É claro que, em certa medida, cabe ao grupo decidir a profundidade com que vai tratar o jogo, mas não há muito suporte nas regras para lidar com as questões mais “complexas” mencionadas no parágrafo anterior. Fica a impressão de que o livro tem ideias valiosas que não foram integralmente exploradas. Mais algumas páginas trazendo detalhes sobre como desafiar o Brigadeiro, a própria Terra ou apenas a hierarquia militar seriam de extrema utilidade, assim como regras para cooperação e intriga.
Se você estiver procurando um RPG de ação rápido, divertido, com regras simples e elegantes, 3:16 é um jogo perfeito.
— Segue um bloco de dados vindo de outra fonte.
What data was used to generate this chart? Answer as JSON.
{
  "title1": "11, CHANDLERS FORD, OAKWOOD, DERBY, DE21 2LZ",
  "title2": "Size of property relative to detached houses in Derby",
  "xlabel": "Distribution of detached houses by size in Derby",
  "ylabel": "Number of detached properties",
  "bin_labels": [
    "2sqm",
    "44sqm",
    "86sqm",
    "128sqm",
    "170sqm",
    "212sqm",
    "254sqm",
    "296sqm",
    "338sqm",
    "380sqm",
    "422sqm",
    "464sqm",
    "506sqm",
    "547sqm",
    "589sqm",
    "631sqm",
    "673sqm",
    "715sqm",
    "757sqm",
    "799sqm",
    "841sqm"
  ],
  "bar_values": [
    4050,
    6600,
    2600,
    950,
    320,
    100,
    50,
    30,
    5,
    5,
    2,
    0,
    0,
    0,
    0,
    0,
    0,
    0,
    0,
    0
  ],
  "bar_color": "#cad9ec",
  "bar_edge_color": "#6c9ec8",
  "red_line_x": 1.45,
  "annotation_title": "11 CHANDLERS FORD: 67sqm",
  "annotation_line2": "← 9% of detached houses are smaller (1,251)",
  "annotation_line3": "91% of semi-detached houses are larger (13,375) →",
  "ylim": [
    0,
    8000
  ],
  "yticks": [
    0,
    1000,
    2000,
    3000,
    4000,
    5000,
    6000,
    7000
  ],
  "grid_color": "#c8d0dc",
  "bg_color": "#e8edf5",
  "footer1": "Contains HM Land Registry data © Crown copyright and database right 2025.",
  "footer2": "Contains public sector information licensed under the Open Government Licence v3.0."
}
Se você procura discutir as questões ética envolvidas no jogo ou mesmo criar personagens com maior profundidade, 3:16 vai apontar o caminho, e caberá ao leitor decidir se questiona as ordens, desafiando a autoridade das regras “oficiais” e a suposta simplicidade do livro, ou apenas cerra os dentes e atira sem pensar em tudo o que aparecer pela frente.
De um jeito ou de outro, 3:16 tem muito a oferecer, e certamente vale a leitura.
Notas (de 1 a 6)
Texto: 5. Direto e agradável, com pitadas de humor negro e um subtexto dramático que merecia ser explorado com mais profundidade.
Conteúdo: 5. Sistema simples e eficiente, que se encaixa perfeitamente ao tema proposto. Ao invés de tentar fazer tudo ao mesmo tempo, 3:16 trata de um tema bem específico, e o faz muito bem.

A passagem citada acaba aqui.